The original “clamshell” iMac shipped with a set of Stickers for programmable function keys in various icon designs. These stickers were designed to be used above the top row of F (function) keys across the top of the iBook.

Many of the iBook F-keys were pre-assigned:
F1 and F2—brightness (down and up)
F3 and F4—volume (down and up)
F5—num lock (number lock to allow use of a built-in number keypad)
F6—mute

However, the F7–F13 keys were unassigned. Using the Keyboard System Preferences, users could easily assign functions to these keys. The set of stickers were included to allow users to mark the functions with a custom sticker to help them remember the key’s function.

Although these stickers shipped with all original iBook “clamshell” laptops (blueberry, tangerine, graphite, indigo, and key lime), I have found no Apple documentation that explains their use. I have two versions of the stickers, a blue-gray set from the original iBook release, and a light gray version from the later iBook models.

Source: EveryMac

iBook Power Adapter (1999)

This iBook Power Adapter is for the original iBook models (1999–2001) with the “clamshell” design. The model number is M7387LL/A.

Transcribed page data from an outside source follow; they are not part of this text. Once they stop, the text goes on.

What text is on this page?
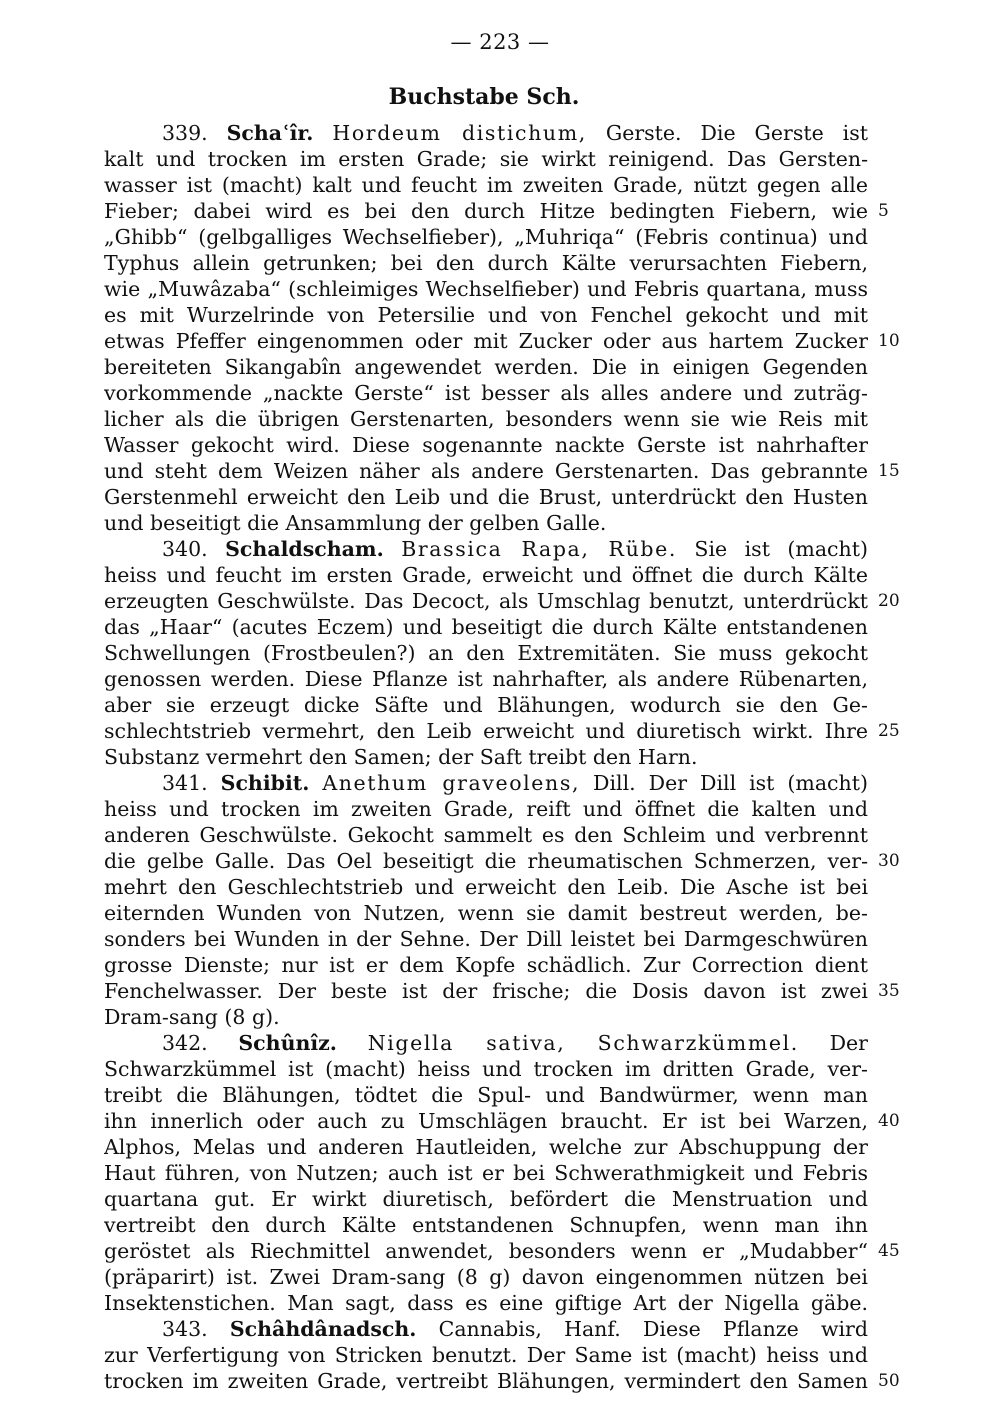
— 223 —
Buchstabe Sch.
339. Schaʿîr. Hordeum distichum, Gerste. Die Gerste ist
kalt und trocken im ersten Grade; sie wirkt reinigend. Das Gersten-
wasser ist (macht) kalt und feucht im zweiten Grade, nützt gegen alle
Fieber; dabei wird es bei den durch Hitze bedingten Fiebern, wie 5
„Ghibb“ (gelbgalliges Wechselfieber), „Muhriqa“ (Febris continua) und
Typhus allein getrunken; bei den durch Kälte verursachten Fiebern,
wie „Muwâzaba“ (schleimiges Wechselfieber) und Febris quartana, muss
es mit Wurzelrinde von Petersilie und von Fenchel gekocht und mit
etwas Pfeffer eingenommen oder mit Zucker oder aus hartem Zucker 10
bereiteten Sikangabîn angewendet werden. Die in einigen Gegenden
vorkommende „nackte Gerste“ ist besser als alles andere und zuträg-
licher als die übrigen Gerstenarten, besonders wenn sie wie Reis mit
Wasser gekocht wird. Diese sogenannte nackte Gerste ist nahrhafter
und steht dem Weizen näher als andere Gerstenarten. Das gebrannte 15
Gerstenmehl erweicht den Leib und die Brust, unterdrückt den Husten
und beseitigt die Ansammlung der gelben Galle.
340. Schaldscham. Brassica Rapa, Rübe. Sie ist (macht)
heiss und feucht im ersten Grade, erweicht und öffnet die durch Kälte
erzeugten Geschwülste. Das Decoct, als Umschlag benutzt, unterdrückt 20
das „Haar“ (acutes Eczem) und beseitigt die durch Kälte entstandenen
Schwellungen (Frostbeulen?) an den Extremitäten. Sie muss gekocht
genossen werden. Diese Pflanze ist nahrhafter, als andere Rübenarten,
aber sie erzeugt dicke Säfte und Blähungen, wodurch sie den Ge-
schlechtstrieb vermehrt, den Leib erweicht und diuretisch wirkt. Ihre 25
Substanz vermehrt den Samen; der Saft treibt den Harn.
341. Schibit. Anethum graveolens, Dill. Der Dill ist (macht)
heiss und trocken im zweiten Grade, reift und öffnet die kalten und
anderen Geschwülste. Gekocht sammelt es den Schleim und verbrennt
die gelbe Galle. Das Oel beseitigt die rheumatischen Schmerzen, ver- 30
mehrt den Geschlechtstrieb und erweicht den Leib. Die Asche ist bei
eiternden Wunden von Nutzen, wenn sie damit bestreut werden, be-
sonders bei Wunden in der Sehne. Der Dill leistet bei Darmgeschwüren
grosse Dienste; nur ist er dem Kopfe schädlich. Zur Correction dient
Fenchelwasser. Der beste ist der frische; die Dosis davon ist zwei 35
Dram-sang (8 g).
342. Schûnîz. Nigella sativa, Schwarzkümmel. Der
Schwarzkümmel ist (macht) heiss und trocken im dritten Grade, ver-
treibt die Blähungen, tödtet die Spul- und Bandwürmer, wenn man
ihn innerlich oder auch zu Umschlägen braucht. Er ist bei Warzen, 40
Alphos, Melas und anderen Hautleiden, welche zur Abschuppung der
Haut führen, von Nutzen; auch ist er bei Schwerathmigkeit und Febris
quartana gut. Er wirkt diuretisch, befördert die Menstruation und
vertreibt den durch Kälte entstandenen Schnupfen, wenn man ihn
geröstet als Riechmittel anwendet, besonders wenn er „Mudabber“ 45
(präparirt) ist. Zwei Dram-sang (8 g) davon eingenommen nützen bei
Insektenstichen. Man sagt, dass es eine giftige Art der Nigella gäbe.
343. Schâhdânadsch. Cannabis, Hanf. Diese Pflanze wird
zur Verfertigung von Stricken benutzt. Der Same ist (macht) heiss und
trocken im zweiten Grade, vertreibt Blähungen, vermindert den Samen 50
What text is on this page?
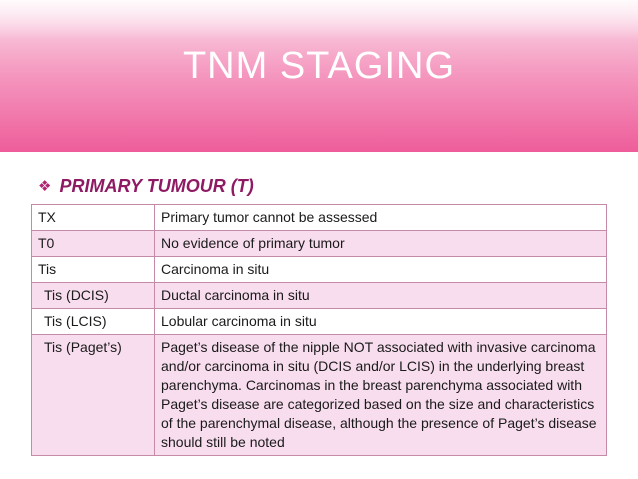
TNM STAGING
❖ PRIMARY TUMOUR (T)
TX	Primary tumor cannot be assessed
T0	No evidence of primary tumor
Tis	Carcinoma in situ
Tis (DCIS)	Ductal carcinoma in situ
Tis (LCIS)	Lobular carcinoma in situ
Tis (Paget’s)	Paget’s disease of the nipple NOT associated with invasive carcinoma and/or carcinoma in situ (DCIS and/or LCIS) in the underlying breast parenchyma. Carcinomas in the breast parenchyma associated with Paget’s disease are categorized based on the size and characteristics of the parenchymal disease, although the presence of Paget’s disease should still be noted
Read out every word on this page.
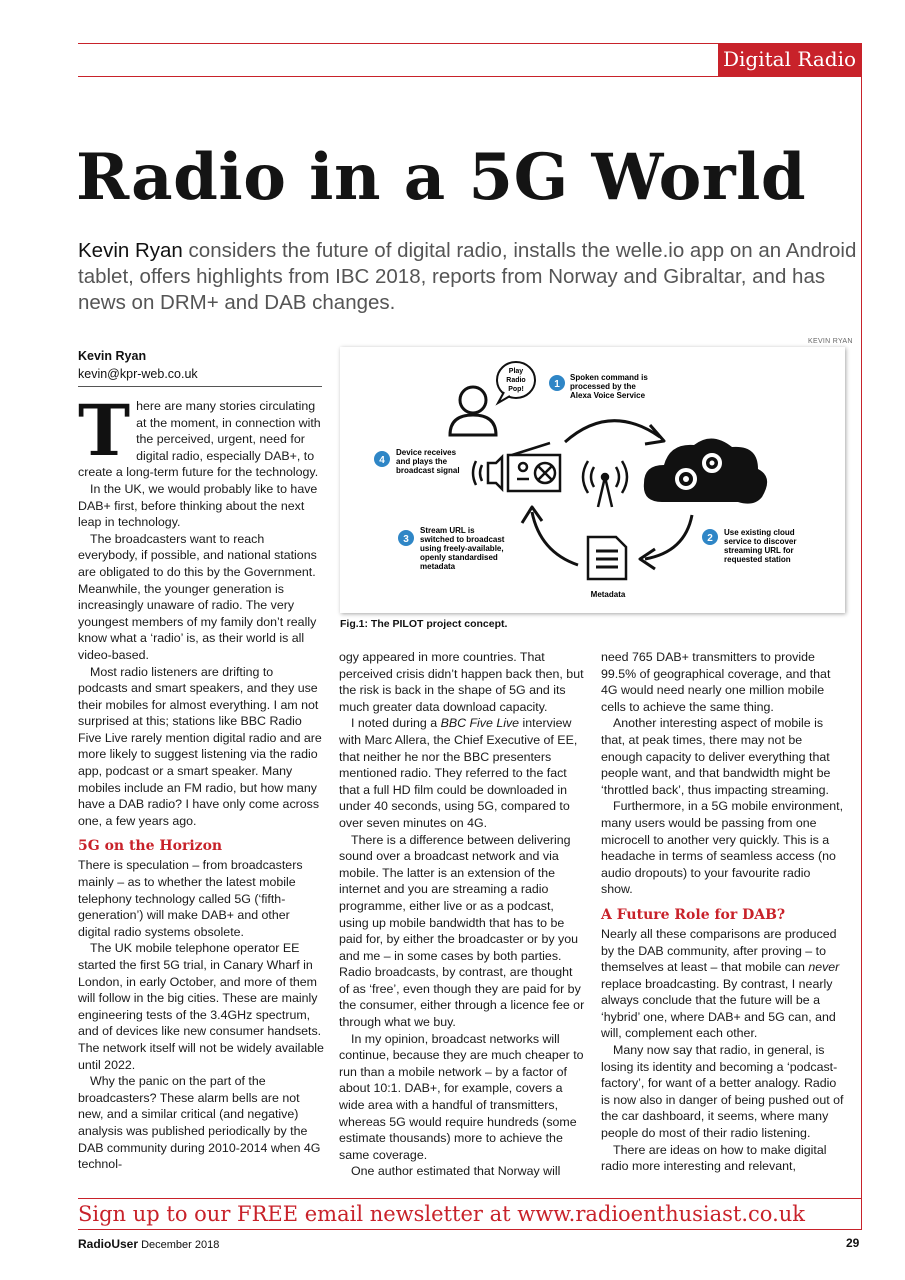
Digital Radio
Radio in a 5G World

Kevin Ryan considers the future of digital radio, installs the welle.io app on an Android tablet, offers highlights from IBC 2018, reports from Norway and Gibraltar, and has news on DRM+ and DAB changes.

Kevin Ryan
kevin@kpr-web.co.uk
KEVIN RYAN
Play
Radio
Pop!	1
Spoken command is
processed by the
Alexa Voice Service
4
Device receives
and plays the
broadcast signal
2
Use existing cloud
service to discover
streaming URL for
requested station
Metadata
3
Stream URL is
switched to broadcast
using freely-available,
openly standardised
metadata
Fig.1: The PILOT project concept.

There are many stories circulating at the moment, in connection with the perceived, urgent, need for digital radio, especially DAB+, to create a long-term future for the technology.

In the UK, we would probably like to have DAB+ first, before thinking about the next leap in technology.

The broadcasters want to reach everybody, if possible, and national stations are obligated to do this by the Government. Meanwhile, the younger generation is increasingly unaware of radio. The very youngest members of my family don’t really know what a ‘radio’ is, as their world is all video-based.

Most radio listeners are drifting to podcasts and smart speakers, and they use their mobiles for almost everything. I am not surprised at this; stations like BBC Radio Five Live rarely mention digital radio and are more likely to suggest listening via the radio app, podcast or a smart speaker. Many mobiles include an FM radio, but how many have a DAB radio? I have only come across one, a few years ago.

5G on the Horizon

There is speculation – from broadcasters mainly – as to whether the latest mobile telephony technology called 5G (‘fifth-generation’) will make DAB+ and other digital radio systems obsolete.

The UK mobile telephone operator EE started the first 5G trial, in Canary Wharf in London, in early October, and more of them will follow in the big cities. These are mainly engineering tests of the 3.4GHz spectrum, and of devices like new consumer handsets. The network itself will not be widely available until 2022.

Why the panic on the part of the broadcasters? These alarm bells are not new, and a similar critical (and negative) analysis was published periodically by the DAB community during 2010-2014 when 4G technol-

ogy appeared in more countries. That perceived crisis didn’t happen back then, but the risk is back in the shape of 5G and its much greater data download capacity.

I noted during a BBC Five Live interview with Marc Allera, the Chief Executive of EE, that neither he nor the BBC presenters mentioned radio. They referred to the fact that a full HD film could be downloaded in under 40 seconds, using 5G, compared to over seven minutes on 4G.

There is a difference between delivering sound over a broadcast network and via mobile. The latter is an extension of the internet and you are streaming a radio programme, either live or as a podcast, using up mobile bandwidth that has to be paid for, by either the broadcaster or by you and me – in some cases by both parties. Radio broadcasts, by contrast, are thought of as ‘free’, even though they are paid for by the consumer, either through a licence fee or through what we buy.

In my opinion, broadcast networks will continue, because they are much cheaper to run than a mobile network – by a factor of about 10:1. DAB+, for example, covers a wide area with a handful of transmitters, whereas 5G would require hundreds (some estimate thousands) more to achieve the same coverage.

One author estimated that Norway will

need 765 DAB+ transmitters to provide 99.5% of geographical coverage, and that 4G would need nearly one million mobile cells to achieve the same thing.

Another interesting aspect of mobile is that, at peak times, there may not be enough capacity to deliver everything that people want, and that bandwidth might be ‘throttled back’, thus impacting streaming.

Furthermore, in a 5G mobile environment, many users would be passing from one microcell to another very quickly. This is a headache in terms of seamless access (no audio dropouts) to your favourite radio show.

A Future Role for DAB?

Nearly all these comparisons are produced by the DAB community, after proving – to themselves at least – that mobile can never replace broadcasting. By contrast, I nearly always conclude that the future will be a ‘hybrid’ one, where DAB+ and 5G can, and will, complement each other.

Many now say that radio, in general, is losing its identity and becoming a ‘podcast-factory’, for want of a better analogy. Radio is now also in danger of being pushed out of the car dashboard, it seems, where many people do most of their radio listening.

There are ideas on how to make digital radio more interesting and relevant,

Sign up to our FREE email newsletter at www.radioenthusiast.co.uk
RadioUser December 2018	29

The iBook Power Adapter is in two parts. The round silver “yo-yo” part has a white Apple logo and allows the thin cord that plugs into the iBook power port to wrap around the inside of the circle for storage. The part of the cord that plugs into the wall is primarily white with transparent ends, allowing the internal wiring to be visible. This transparent design aesthetic is consistent with the translucent plastics used on both the iBook and the color iMac models of the time.

This iBook Power Adapter is stored in its original packaging.

AirPort Base Station (original, 1999)

The original AirPort Base Station was released along with the original iBook (blueberry and tangerine) at the 1999 MacWorld conference and expo in New York City. An optional AirPort card was available for the iBook (a repackaged Lucent ORiNOCO Gold Card PC Card adapter) and this graphite AirPort Base Station provided one of the first consumer WiFi base stations that was relatively easy to set up and manage.

The original AirPort system including the AirPort card and AirPort Base Station allowed transfer rates up to 11 Megabits/second.

Soon after MacWorld, Apple began airing a TV commercial for the AirPort Base Station featuring a 1950s-style Sci-Fi soundtrack and the base station flying in like a flying saucer.